Micron Technology today released its financial results for the third fiscal quarter of 2026 (September 28, 2025 – September 26, 2026). The report shows that the company’s total revenue reached a record $41.5 billion (approximately RMB 282.217 billion at the current exchange rate), a 74% increase sequentially and a staggering 346% increase year-over-year, marking the fifth consecutive quarter of record revenue; gross margin soared to 84.9%. Micron expects fourth-quarter revenue to reach a record $50 billion (plus or minus $1 billion), with a gross margin of approximately 86%.
At the company’s third-quarter earnings call on June 24, local time, Micron Technology Chairman and CEO Sanjay Mehrotra stated that capital expenditures for the fourth fiscal quarter are expected to be approximately $10 billion, and total capital expenditures for fiscal year 2026 are expected to be approximately $27 billion. Capital expenditures for each quarter of fiscal year 2027 will be higher than those in the fourth fiscal quarter of 2026.
Micron has signed 16 Strategic Customer Agreements (SCAs) with customers in the data center, consumer, and automotive markets, including four hyperscale customers and three mid-sized customers. Based on the minimum prices and minimum shipment volumes stipulated in the contracts, the guaranteed revenue corresponding to future performance obligations (RPO) has reached $100 billion.

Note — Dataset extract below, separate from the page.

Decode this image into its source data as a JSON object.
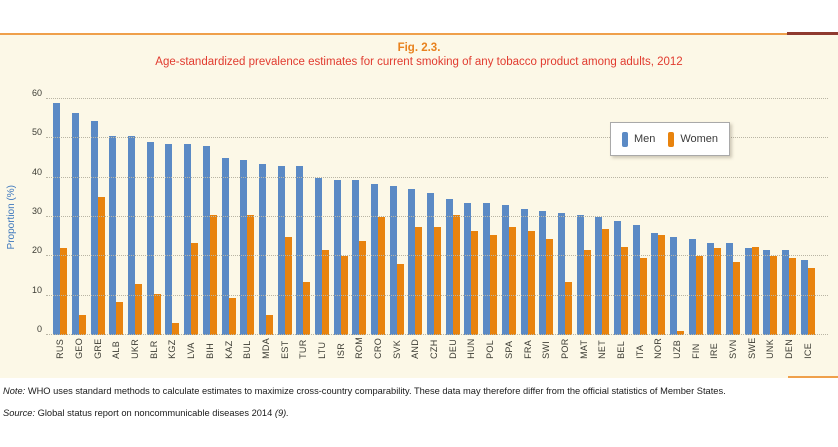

Micron Technology also stated that it has signed memory chip customer orders worth $22 billion, the vast majority of which (approximately $18 billion) will be in the form of cash deposits.
Micron Technology executives stated that the storage capacity of humanoid robots is approximately 10 times that of L2+ autonomous vehicles, and the market is expected to begin a large-scale, decades-long cycle of memory demand starting in the latter half of this decade (ending in 2030).
Micron Technology stated that the development of its next-generation DRAM and NAND nodes is progressing well, and mass production is expected to begin in the second half of 2027. The production ramp-up rate for the 12-layer HBM4 product is currently twice that of the 12-layer HBM3E. The company has already shipped over $1 billion worth of HBM4 products.
Melotra predicts that the memory supply shortage will continue beyond 2027, stating that “the performance of AI systems is architecturally dependent on the performance and capacity of the memory subsystem. This elevates memory’s status in the AI world, making it a strategic asset.”